The second anniversary to celebrate was on April 13 - one year ago we brought SeaClearly to her new home - our home. Eighteen years ago we weren't sailors. We weren't even boaters. In fact, we couldn't afford any hobbies. But we were sure that we could build a life together. We knew that we were supposed to be together.

Flashback to 4/13/2012
Now, we are on the verge of retiring and setting off, just the two of us (well, three counting Roux), on a sailboat for tropical destinations. On a boat that, we are sure, was meant to be ours.

We seemed a little crazy then. We seem a little crazy now. Hmmm. There seems to be a pattern.

We have sailed some uncharted waters before without much support. We have had to keep focused when panic seemed the best alternative. We have survived hopelessness and floated to the top. Maybe we have, inadvertently,  had the perfect psychological training for cruising on a sailboat.

If anyone finds this post a little deep, sorry. For those of you that find it hopeful and encouraging, welcome aboard!

Happy Anniversary Junie.

Saturday, April 13, 2013


Finally. Warm. In typical Mid-Atlantic fashion, we were wearing hats and gloves one day and shorts the next. No complaints from me. The Purple Martins are back, baitfish are hitting the surface in the canals. Finally.

We are counting down the days to 'retirement'. I'm still looking for the right terminology for when you quit work with no immediate prospects for income to go sailing. Maybe 'Lucky' is the right word.

Canal sunset, early Spring
We went sailing on Thursday. Had a great time.
We, generally, go by the boating rule - 'A good day boating is when nothing gets broken and nobody gets hurt'. I think Roux (our big Chocolate Lab baby) was a bit concerned a few times when we were healed over.  But he is a good sailor dog.

There weren't many boats out because it was a classic Albemarle Sound day. Three foot chop with 20 - 30 knot winds. That makes it uncomfortable for a lot of boats and people. But we need as much sailing time as we can get and, especially, in not-so-smooth conditions.  We are still (and probably forever) learning the nuances of SeaClearly. Of course, she is a big, blue-water boat so the Albemarle doesn't present much of a challenge for her. But her personality still comes out.
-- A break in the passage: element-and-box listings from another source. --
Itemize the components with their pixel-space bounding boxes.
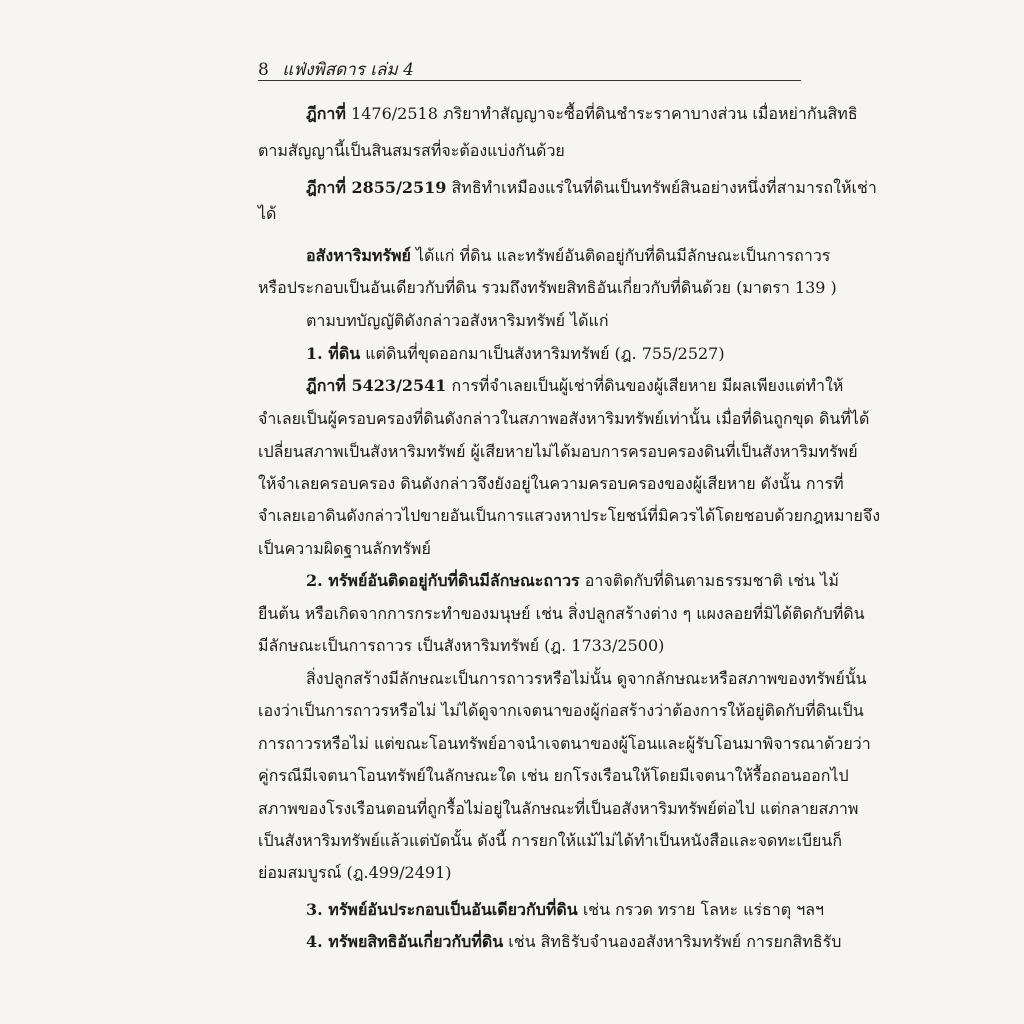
text-line: หรือประกอบเป็นอันเดียวกับที่ดิน รวมถึงทรัพยสิทธิอันเกี่ยวกับที่ดินด้วย (มาตรา 139 ) [258, 278, 837, 297]
text-line: 2. ทรัพย์อันติดอยู่กับที่ดินมีลักษณะถาวร อาจติดกับที่ดินตามธรรมชาติ เช่น ไม้ [306, 571, 839, 590]
text-line: ย่อมสมบูรณ์ (ฎ.499/2491) [258, 863, 452, 882]
text-line: ฎีกาที่ 2855/2519 สิทธิทำเหมืองแร่ในที่ดินเป็นทรัพย์สินอย่างหนึ่งที่สามารถให้เช่า [306, 178, 877, 197]
page-number: 8 [258, 60, 269, 80]
text-line: จำเลยเอาดินดังกล่าวไปขายอันเป็นการแสวงหาประโยชน์ที่มิควรได้โดยชอบด้วยกฎหมายจึง [258, 506, 881, 525]
text-line: มีลักษณะเป็นการถาวร เป็นสังหาริมทรัพย์ (ฎ. 1733/2500) [258, 636, 665, 655]
text-line: ฎีกาที่ 1476/2518 ภริยาทำสัญญาจะซื้อที่ดินชำระราคาบางส่วน เมื่อหย่ากันสิทธิ [306, 104, 858, 123]
text-line: เองว่าเป็นการถาวรหรือไม่ ไม่ได้ดูจากเจตนาของผู้ก่อสร้างว่าต้องการให้อยู่ติดกับที่ดินเป็น [258, 701, 864, 720]
text-line: คู่กรณีมีเจตนาโอนทรัพย์ในลักษณะใด เช่น ยกโรงเรือนให้โดยมีเจตนาให้รื้อถอนออกไป [258, 766, 849, 785]
book-title: แฟ่งพิสดาร เล่ม 4 [282, 60, 414, 80]
text-line: สภาพของโรงเรือนตอนที่ถูกรื้อไม่อยู่ในลักษณะที่เป็นอสังหาริมทรัพย์ต่อไป แต่กลายสภาพ [258, 799, 859, 818]
text-line: 1. ที่ดิน แต่ดินที่ขุดออกมาเป็นสังหาริมทรัพย์ (ฎ. 755/2527) [306, 344, 725, 363]
running-header [258, 56, 801, 83]
text-line: ตามสัญญานี้เป็นสินสมรสที่จะต้องแบ่งกันด้วย [258, 141, 565, 160]
text-line: เป็นความผิดฐานลักทรัพย์ [258, 539, 431, 558]
text-line: สิ่งปลูกสร้างมีลักษณะเป็นการถาวรหรือไม่นั้น ดูจากลักษณะหรือสภาพของทรัพย์นั้น [306, 669, 867, 688]
text-line: จำเลยเป็นผู้ครอบครองที่ดินดังกล่าวในสภาพอสังหาริมทรัพย์เท่านั้น เมื่อที่ดินถูกขุด ดินที่ได้ [258, 409, 870, 428]
text-line: การถาวรหรือไม่ แต่ขณะโอนทรัพย์อาจนำเจตนาของผู้โอนและผู้รับโอนมาพิจารณาด้วยว่า [258, 734, 871, 753]
text-line: ฎีกาที่ 5423/2541 การที่จำเลยเป็นผู้เช่าที่ดินของผู้เสียหาย มีผลเพียงแต่ทำให้ [306, 376, 844, 395]
header-divider [258, 80, 801, 81]
text-line: 4. ทรัพยสิทธิอันเกี่ยวกับที่ดิน เช่น สิทธิรับจำนองอสังหาริมทรัพย์ การยกสิทธิรับ [306, 932, 842, 951]
text-line: ตามบทบัญญัติดังกล่าวอสังหาริมทรัพย์ ได้แก่ [306, 311, 609, 330]
text-line: ได้ [258, 204, 277, 223]
text-line: ยืนต้น หรือเกิดจากการกระทำของมนุษย์ เช่น สิ่งปลูกสร้างต่าง ๆ แผงลอยที่มิได้ติดกับที่ดิน [258, 604, 865, 623]
text-line: 3. ทรัพย์อันประกอบเป็นอันเดียวกับที่ดิน เช่น กรวด ทราย โลหะ แร่ธาตุ ฯลฯ [306, 900, 825, 919]
text-line: ให้จำเลยครอบครอง ดินดังกล่าวจึงยังอยู่ในความครอบครองของผู้เสียหาย ดังนั้น การที่ [258, 474, 844, 493]
text-line: เปลี่ยนสภาพเป็นสังหาริมทรัพย์ ผู้เสียหายไม่ได้มอบการครอบครองดินที่เป็นสังหาริมทรัพย์ [258, 442, 858, 461]
text-line: อสังหาริมทรัพย์ ได้แก่ ที่ดิน และทรัพย์อันติดอยู่กับที่ดินมีลักษณะเป็นการถาวร [306, 246, 831, 265]
text-line: เป็นสังหาริมทรัพย์แล้วแต่บัดนั้น ดังนี้ การยกให้แม้ไม่ได้ทำเป็นหนังสือและจดทะเบียนก็ [258, 831, 842, 850]
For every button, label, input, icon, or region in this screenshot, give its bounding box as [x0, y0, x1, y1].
She likes a port tack. Why would that be? No idea. But, ask any sailor and they will be able to tell you which one their boat likes. 'Lagniappe', the Catalina Capri 22 that we used to have (and will always miss) preferred starboard. There may be some physics that make it true. Or it may just be perception. But then, perception is reality.

Junie the Sailor Girl
 and Roux the Sailor Dog
(This is actually from
 some other day.
But notice the PFD?)
Another thing we have been working on with SeaClearly is balance. Her's, not ours. When, like yesterday,  we have a double reef in the main, and the staysail full, she tracks with the wheel damn-near centered. The same is true if we have full main and full genny. When we reduced sail a bit yesterday (eased the mainsail, took two turns on the stay) she pulls a little - about 15 degrees. All of these things are important to know.

Another thing we did was wear our lifejackets. As simple as this sounds, we need the practice. Here in our neighborhood, you can watch boats go by all day and never see anyone wearing a PFD except the little kids (only because it is required by law, not because people possess any level of common sense). We have these kick-ass PFDs and tethers to keep us on the boat. How stupid would it be to fall overboard with them stored safely in lockers. We laughed at ourselves when we realized that Roux had his life-jacket on and we didn't.

One constant challenge we have here is water depth. On a good day, we only have about 6-12 inches of water under our keel until we clear the marker a quarter mile outside our harbor. We can usually tell by looking at the water level on the bulkhead whether it will be a touchy day. Well, Thursday, the water level was fine but those 3 foot waves I mentioned made for variable depth. So we gently kissed the Albemarle mud repeatedly. Thankfully, it is soft and gooey. Probably best that the water is not clear so we can't see it. Imagine how happy SeaClearly will be with clear water and clearance.